Ekonomide (daha çok finansta) bazı kestirme yargılar öne sürülür. Mesela “faiz düşerse borsa yükselir” denir. Bu genel olarak doğru bir tespittir. Çünkü mevduat ve tahvil ile borsa yatırımı genellikle birbirine rakiptir. Faiz düştüğünde oradaki kazanç azalacağı için yatırımcılar borsaya (hisse senedi alımına) yönelebilir. Burada üçüncü bir değişkene bakmaya gerek kalmaz.

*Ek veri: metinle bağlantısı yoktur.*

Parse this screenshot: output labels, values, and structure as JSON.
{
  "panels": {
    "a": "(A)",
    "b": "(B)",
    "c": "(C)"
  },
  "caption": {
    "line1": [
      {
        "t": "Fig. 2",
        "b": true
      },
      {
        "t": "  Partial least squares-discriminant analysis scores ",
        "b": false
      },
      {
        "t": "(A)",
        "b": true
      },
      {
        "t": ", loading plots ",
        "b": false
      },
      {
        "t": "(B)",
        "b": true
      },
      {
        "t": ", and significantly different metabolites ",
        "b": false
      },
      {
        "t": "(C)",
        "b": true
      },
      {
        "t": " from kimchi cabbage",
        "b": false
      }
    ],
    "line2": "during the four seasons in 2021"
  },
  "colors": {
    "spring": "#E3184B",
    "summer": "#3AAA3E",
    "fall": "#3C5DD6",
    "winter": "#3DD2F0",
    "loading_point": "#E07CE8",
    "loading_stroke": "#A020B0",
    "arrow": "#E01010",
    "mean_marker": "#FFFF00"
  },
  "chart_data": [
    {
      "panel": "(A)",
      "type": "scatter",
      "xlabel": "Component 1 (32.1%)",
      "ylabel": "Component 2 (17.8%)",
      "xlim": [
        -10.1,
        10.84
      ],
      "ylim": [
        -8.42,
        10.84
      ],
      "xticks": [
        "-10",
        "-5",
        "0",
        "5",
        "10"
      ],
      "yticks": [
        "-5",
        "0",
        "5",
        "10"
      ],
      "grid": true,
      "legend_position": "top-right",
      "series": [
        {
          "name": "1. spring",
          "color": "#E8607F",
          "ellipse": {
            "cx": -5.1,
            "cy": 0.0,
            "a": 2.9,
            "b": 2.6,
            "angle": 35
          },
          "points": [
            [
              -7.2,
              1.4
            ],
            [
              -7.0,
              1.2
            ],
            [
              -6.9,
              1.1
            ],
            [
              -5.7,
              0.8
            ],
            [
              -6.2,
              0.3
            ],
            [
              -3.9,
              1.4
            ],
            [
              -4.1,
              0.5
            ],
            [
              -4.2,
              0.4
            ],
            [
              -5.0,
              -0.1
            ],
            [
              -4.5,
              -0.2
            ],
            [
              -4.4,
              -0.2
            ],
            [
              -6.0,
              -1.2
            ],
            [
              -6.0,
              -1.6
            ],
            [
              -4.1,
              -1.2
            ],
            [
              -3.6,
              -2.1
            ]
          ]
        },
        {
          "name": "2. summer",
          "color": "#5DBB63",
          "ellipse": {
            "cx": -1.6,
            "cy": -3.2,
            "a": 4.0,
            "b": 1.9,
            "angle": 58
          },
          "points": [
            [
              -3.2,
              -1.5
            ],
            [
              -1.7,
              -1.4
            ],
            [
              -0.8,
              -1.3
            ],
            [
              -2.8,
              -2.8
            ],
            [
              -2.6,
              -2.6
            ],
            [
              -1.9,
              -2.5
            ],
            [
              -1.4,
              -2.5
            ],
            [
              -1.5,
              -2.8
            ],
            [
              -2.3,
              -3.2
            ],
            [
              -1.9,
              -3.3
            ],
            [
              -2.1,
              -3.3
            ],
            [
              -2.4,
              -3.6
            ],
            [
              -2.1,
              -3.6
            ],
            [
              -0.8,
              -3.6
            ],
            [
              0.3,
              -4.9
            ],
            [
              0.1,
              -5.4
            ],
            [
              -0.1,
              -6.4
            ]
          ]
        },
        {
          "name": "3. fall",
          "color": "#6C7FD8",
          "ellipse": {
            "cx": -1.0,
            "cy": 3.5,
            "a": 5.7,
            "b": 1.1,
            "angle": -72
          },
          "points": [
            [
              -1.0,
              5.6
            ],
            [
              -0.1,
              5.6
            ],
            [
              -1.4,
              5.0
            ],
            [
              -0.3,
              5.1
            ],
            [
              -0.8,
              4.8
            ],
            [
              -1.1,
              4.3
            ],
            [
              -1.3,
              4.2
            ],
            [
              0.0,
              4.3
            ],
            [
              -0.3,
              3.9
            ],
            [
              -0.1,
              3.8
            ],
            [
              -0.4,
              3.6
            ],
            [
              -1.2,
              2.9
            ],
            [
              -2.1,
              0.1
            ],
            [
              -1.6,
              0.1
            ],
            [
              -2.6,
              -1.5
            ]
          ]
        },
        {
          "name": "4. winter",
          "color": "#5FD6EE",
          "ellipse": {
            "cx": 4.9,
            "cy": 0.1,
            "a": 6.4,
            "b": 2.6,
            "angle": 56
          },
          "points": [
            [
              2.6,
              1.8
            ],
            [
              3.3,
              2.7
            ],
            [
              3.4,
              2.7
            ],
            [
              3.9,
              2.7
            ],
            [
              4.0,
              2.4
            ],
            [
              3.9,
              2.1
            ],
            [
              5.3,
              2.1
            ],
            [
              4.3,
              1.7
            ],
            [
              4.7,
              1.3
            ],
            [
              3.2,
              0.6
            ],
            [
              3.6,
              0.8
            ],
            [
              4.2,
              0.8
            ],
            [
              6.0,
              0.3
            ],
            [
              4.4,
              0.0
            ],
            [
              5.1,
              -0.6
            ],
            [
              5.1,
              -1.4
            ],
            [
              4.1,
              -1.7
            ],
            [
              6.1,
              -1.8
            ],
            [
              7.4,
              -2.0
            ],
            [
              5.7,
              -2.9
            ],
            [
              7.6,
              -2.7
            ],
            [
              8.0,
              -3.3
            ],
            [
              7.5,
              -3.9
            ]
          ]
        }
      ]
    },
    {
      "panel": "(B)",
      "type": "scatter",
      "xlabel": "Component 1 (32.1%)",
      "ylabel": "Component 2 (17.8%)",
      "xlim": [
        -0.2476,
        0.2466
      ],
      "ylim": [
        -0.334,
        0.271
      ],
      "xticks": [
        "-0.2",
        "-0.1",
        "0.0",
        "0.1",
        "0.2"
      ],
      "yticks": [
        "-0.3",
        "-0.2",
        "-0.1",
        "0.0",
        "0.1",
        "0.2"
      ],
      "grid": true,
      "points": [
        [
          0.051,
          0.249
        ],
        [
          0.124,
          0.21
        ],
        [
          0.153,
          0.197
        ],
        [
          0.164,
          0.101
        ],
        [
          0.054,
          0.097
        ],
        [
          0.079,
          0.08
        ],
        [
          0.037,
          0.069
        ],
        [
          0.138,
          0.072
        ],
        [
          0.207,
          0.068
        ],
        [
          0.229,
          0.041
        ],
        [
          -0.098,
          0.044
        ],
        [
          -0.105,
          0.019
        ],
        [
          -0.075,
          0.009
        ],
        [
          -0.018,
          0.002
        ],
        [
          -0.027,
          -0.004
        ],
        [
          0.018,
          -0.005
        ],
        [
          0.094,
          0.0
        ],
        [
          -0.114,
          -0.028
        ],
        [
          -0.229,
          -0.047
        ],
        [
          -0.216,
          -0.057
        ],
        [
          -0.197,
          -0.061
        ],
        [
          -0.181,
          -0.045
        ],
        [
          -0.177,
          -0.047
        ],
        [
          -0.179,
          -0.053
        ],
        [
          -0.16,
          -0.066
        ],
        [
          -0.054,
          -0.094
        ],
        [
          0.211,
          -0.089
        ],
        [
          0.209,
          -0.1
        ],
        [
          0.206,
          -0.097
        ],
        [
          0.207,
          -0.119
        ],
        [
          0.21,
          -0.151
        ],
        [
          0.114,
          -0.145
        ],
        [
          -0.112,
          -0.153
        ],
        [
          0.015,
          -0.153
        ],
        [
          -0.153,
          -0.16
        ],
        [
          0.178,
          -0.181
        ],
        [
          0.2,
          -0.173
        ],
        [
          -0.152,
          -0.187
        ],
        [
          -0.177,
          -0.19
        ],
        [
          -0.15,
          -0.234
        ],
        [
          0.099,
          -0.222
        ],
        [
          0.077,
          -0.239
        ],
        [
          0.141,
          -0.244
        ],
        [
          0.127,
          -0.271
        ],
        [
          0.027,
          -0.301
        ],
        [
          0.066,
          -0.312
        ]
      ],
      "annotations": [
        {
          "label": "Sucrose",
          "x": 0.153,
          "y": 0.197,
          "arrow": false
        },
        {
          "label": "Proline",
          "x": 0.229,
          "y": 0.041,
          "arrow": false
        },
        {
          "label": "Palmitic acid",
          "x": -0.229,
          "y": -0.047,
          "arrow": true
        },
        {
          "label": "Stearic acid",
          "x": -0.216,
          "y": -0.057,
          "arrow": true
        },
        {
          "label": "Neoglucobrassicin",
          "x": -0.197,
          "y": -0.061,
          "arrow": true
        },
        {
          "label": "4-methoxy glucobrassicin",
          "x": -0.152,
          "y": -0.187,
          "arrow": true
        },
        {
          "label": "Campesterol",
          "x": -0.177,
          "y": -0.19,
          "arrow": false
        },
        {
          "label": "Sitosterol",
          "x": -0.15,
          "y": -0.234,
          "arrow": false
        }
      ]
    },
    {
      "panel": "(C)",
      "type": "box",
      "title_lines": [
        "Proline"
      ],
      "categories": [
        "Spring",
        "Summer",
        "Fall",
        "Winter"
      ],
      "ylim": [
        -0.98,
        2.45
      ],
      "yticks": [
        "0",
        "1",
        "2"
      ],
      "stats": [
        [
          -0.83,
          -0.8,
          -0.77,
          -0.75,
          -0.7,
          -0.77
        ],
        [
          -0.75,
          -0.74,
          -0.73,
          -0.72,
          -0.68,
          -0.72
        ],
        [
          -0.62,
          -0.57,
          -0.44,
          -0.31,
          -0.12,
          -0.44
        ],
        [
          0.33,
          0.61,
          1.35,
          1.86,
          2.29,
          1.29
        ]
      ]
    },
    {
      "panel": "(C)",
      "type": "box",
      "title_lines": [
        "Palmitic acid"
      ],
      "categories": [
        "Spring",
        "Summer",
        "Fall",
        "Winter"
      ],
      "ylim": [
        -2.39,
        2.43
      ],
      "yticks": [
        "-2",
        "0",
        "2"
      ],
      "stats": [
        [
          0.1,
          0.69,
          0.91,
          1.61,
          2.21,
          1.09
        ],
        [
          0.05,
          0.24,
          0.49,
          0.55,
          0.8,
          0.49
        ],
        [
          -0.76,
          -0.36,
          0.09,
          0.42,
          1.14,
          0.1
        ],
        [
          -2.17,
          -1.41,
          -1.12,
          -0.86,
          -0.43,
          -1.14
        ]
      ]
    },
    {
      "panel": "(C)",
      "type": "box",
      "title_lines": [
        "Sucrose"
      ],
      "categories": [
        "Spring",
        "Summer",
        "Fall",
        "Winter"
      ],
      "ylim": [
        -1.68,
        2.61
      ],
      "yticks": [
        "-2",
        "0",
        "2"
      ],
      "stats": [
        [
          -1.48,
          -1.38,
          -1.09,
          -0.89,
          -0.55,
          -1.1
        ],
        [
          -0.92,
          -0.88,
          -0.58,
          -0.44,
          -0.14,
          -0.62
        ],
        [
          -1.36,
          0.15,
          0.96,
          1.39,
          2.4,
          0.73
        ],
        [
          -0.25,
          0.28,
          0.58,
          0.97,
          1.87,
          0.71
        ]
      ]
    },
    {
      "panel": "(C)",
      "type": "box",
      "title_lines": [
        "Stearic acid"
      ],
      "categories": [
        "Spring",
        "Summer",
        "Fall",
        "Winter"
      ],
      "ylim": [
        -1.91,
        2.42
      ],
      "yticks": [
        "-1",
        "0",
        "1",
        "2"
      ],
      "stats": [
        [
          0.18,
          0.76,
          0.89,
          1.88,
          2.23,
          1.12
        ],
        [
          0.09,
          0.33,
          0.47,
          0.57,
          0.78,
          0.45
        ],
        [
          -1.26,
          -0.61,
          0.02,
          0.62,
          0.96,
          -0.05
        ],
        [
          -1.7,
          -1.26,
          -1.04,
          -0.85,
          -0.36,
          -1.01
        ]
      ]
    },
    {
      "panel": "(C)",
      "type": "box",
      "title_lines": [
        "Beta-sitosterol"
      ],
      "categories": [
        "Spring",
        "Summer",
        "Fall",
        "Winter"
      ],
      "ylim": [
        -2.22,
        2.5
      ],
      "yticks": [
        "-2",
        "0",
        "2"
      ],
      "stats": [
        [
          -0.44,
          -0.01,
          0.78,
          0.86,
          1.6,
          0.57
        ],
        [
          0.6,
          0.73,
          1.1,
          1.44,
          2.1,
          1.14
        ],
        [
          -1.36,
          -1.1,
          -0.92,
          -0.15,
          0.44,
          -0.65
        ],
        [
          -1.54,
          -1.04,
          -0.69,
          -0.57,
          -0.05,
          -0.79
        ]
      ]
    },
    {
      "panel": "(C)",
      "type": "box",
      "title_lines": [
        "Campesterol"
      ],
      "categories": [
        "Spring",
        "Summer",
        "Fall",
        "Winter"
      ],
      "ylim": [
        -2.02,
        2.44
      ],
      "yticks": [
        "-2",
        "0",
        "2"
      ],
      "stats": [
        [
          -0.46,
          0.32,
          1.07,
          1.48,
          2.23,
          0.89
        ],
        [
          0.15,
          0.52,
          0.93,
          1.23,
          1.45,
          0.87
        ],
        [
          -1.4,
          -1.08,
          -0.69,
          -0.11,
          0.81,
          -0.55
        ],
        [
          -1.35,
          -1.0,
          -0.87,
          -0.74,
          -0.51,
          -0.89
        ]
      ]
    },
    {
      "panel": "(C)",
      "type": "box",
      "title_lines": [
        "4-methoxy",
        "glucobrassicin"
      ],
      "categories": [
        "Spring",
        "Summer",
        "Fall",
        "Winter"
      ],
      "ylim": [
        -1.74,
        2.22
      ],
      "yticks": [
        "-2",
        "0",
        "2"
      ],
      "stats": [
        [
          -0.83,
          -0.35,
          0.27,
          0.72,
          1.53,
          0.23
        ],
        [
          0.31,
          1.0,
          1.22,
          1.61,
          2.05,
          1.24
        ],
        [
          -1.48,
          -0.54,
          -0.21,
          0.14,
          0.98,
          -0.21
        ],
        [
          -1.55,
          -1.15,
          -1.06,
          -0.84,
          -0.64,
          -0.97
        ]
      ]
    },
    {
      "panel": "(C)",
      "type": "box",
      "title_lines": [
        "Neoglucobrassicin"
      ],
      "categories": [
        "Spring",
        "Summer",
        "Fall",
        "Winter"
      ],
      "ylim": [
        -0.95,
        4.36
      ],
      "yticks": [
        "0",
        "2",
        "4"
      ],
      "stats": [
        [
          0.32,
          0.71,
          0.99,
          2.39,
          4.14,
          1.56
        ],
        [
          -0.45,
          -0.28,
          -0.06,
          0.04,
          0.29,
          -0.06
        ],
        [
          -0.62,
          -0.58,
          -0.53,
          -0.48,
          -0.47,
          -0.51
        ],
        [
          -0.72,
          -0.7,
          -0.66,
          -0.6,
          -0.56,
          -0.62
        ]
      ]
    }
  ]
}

Buna karşılık faiz ile kur ilişkisine gelindiğinde bu iki değişken birbirini açıklamaya yetmeyebilir. Enflasyona da bakmak gerekir. Faiz düştüğünde eğer enflasyon için beklenti artış yönündeyse o zaman kur yükselir. Buna karşılık faiz düştüğünde eğer enflasyon beklentisi de düşüş yönündeyse ve faizdeki düşüş reel faizi sıfırlamayacak düzeydeyse kur düşebilir. Dolayısıyla “faiz düştüğünde kur yükselir” yargısı her zaman ve her yerde doğru değildir. Mutlaka bu iki değişkenin yanında enflasyona ve CDS primine de bakmak gerekir.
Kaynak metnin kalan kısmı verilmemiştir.